Аннетт пожала плечами:
– Я не знаю.
Филиппу показалось, что она вновь уходит в себя. Нужно было поторапливаться. Но о чем он мог еще спросить?
– «Бог бережет для детей его несчастье его. Пусть воздаст Он ему самому, чтобы он это знал», – произнес он.
Никакой реакции. Она тихо запела, мелодия показалась ему знакомой, но Филипп не знал, что это за песня. Может, шлягер, под который она когда-то танцевала с Йохеном.
– Ты сказал, что отвезешь меня к озеру. Но так и не пришел, – пробормотала она.
– Я не мог прийти.
Она все так же умиротворенно улыбалась. И снова у Филиппа возникло странное ощущение, что он уже много раз видел эту женщину. Могут ли воспоминания отцов передаваться детям, как форма ушей или цвет волос?
– Ты не слишком-то меня любил, – прошептала Аннетт.
– Скажи мне, как называлось озеро, к которому мы обычно ездили, – взмолился он.
Аннетт обхватила руками плечи и начала раскачиваться взад-вперед. Она мурлыкала песенку – песенку, которую Филипп знал и не узнавал.
«Это бессмысленно, – подумал он. – Я ничего не выясню, потому что я не могу задать правильные вопросы».
Вставая, он ожидал слез, упреков. Думал, она попытается удержать его. Но женщина даже не заметила его ухода.
Филипп уже подошел к двери, когда вспомнил кое-что еще.
– Что будет второго июля?
Аннетт уже совсем ушла в себя, опустила голову, вперила взгляд в ладони. Он подождал пару секунд, не надеясь на ответ. Аннетт исчезла, осталась только пустая оболочка.
Филипп уже отвернулся, когда она произнесла:
– Это наш день. Годовщина. День, когда ты ко мне вернешься.
Зильке ждала его в коридоре.
– Ну как? – с любопытством спросила она.
Филипп пожал плечами.
– Она не поняла, кто я.
– Госпожа Роза живет в своем собственном мире.
– Она давно тут?
– Очень давно. Дольше, чем я тут работаю. Ее перевели сюда из больницы где-то в начале девяностых. Но когда именно… Это можно проверить по документам.

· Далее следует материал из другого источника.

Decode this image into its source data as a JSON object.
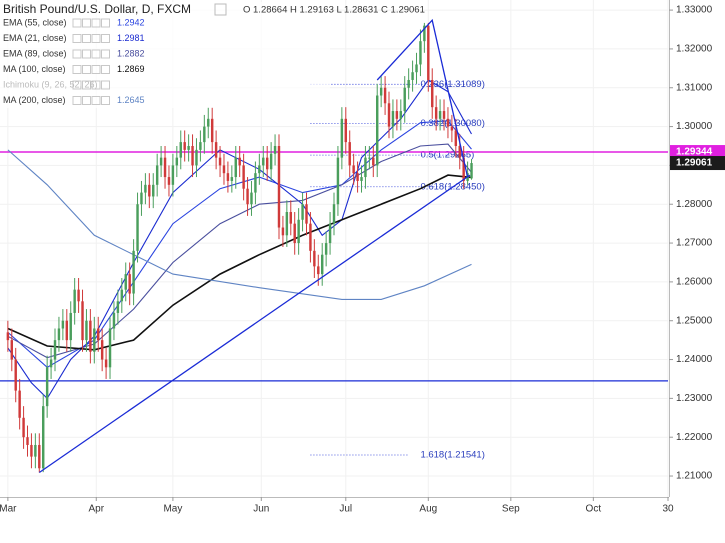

– Как бы то ни было, больше десяти лет. Долгий срок.
Зильке кивнула.
– Для большинства людей наше учреждение – шлюз между больницей и реальной жизнью. Через пару лет они выписываются отсюда, потому что могут сами себя обслуживать. Но в палате № 5 – самые тяжелые пациенты. Госпоже Розе нужна будет помощь до конца жизни.
– Это ужасно.
Зильке пожала плечами:
– Почему? Нам всем нужна помощь, кому-то больше, кому-то меньше. Если смотреть извне, то ее жизнь действительно может показаться ужасной, но никто из нас не знает, что она чувствует на самом деле. Мне она несчастливой не кажется.
– Она была художницей…
– И до сих пор рисует. Пойдемте, я покажу вам картины, созданные ею на сеансах арт-терапии.
В кабинете девушка достала с полки папку с рисунками – акварелью и цветными карандашами. На всех рисунках прослеживался один и тот же мотив – маленькое круглое озеро. В солнечную погоду, в ливень, днем, ночью. На некоторых рисунках были люди – любовные парочки, семьи, дети. На других озеро оставалось заброшенным, одиноким.
– Что это? – Филипп указал на череп животного, висевший над гладью озера, точно призрак.